Was my “blah blah blah” a dismissal of these concepts in and of themselves? Not in the least. But it is a dismissal of the handling of them, of the horrific nature that this show exploits these things and just throws whatever topic it wants in the pot to stir up drama and writes off this intent by professing that it comes from a place of “moral complexity.”

Because that’s what the show does. It just does whatever it wants to make some juicy drama and tries to moralize it with its ham-fisted tone.

particularly can’t get over the characters literally letting a murderer get away with murder. He did it because his victim was a rapist, and we’re supposed to feel sorry for him during his violent outbursts post-murder because he’s sad about the murder, but we’re also supposed to feel sorry for the rapist he murdered.

No doubt the show will touch on this, of course. Season 4 will probably serve as a “cautionary tale” for letting a murderer get away with murder. And this “cautionary tale” will probably serve as the ultimate showcase of the problem with “cautionary tales”: that, more often than not, they celebrate the thing they’re “cautioning” us about and slapping on punishment at the end of the story.

See? They weren’t really celebrating that bad thing for the entire runtime! They learned a lesson! Now you’ve been cautioned.
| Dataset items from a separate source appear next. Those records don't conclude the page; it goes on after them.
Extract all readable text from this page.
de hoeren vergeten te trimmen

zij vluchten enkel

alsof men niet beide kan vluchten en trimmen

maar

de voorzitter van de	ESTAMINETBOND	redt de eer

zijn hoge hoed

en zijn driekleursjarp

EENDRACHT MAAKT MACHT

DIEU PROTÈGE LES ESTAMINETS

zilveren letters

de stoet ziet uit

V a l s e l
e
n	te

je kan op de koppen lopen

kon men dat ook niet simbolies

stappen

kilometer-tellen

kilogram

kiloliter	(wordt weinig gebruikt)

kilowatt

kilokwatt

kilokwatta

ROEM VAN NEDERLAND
I think it was G.K. Chesterton that said “we need dragons so that knights may slay them”, or something of that nature. There’s some truth to this, but we forget that the inverse is also true: that we need knights to slay dragons so that we may have dragons. Just because the Bard eventually shoots down Smaug doesn’t mean we’re not entertained by the hour or so we get of Smaug.

13 Reasons Why is a relentless onslaught of dragons slaying each other. We get a cautionary tale, then a cautionary tale about how they handled that cautionary tale, then a cautionary tale about they handled that cautionary tale, all while it’s not-so-secretly relishing in the drama that emerges from what it’s supposedly cautioning us from.

Since the upcoming season is the final season, no doubt one of these dragons will emerge as a supposed knight, or just slay themself. (I truly would not put it past this show to do something as grotesque as ending the series with another suicide.)

But hey, maybe this last season will be good. And then I can use this angry writing as a cautionary tale about criticizing something before it’s finished.

But if it’s the same as the last three seasons, then not posting it would have taken me to a different cautionary tale. We’ve been told since childhood “fool me once, shame on you, fool me twice, shame on me.”

I find the first of those two cautionary tales preferable.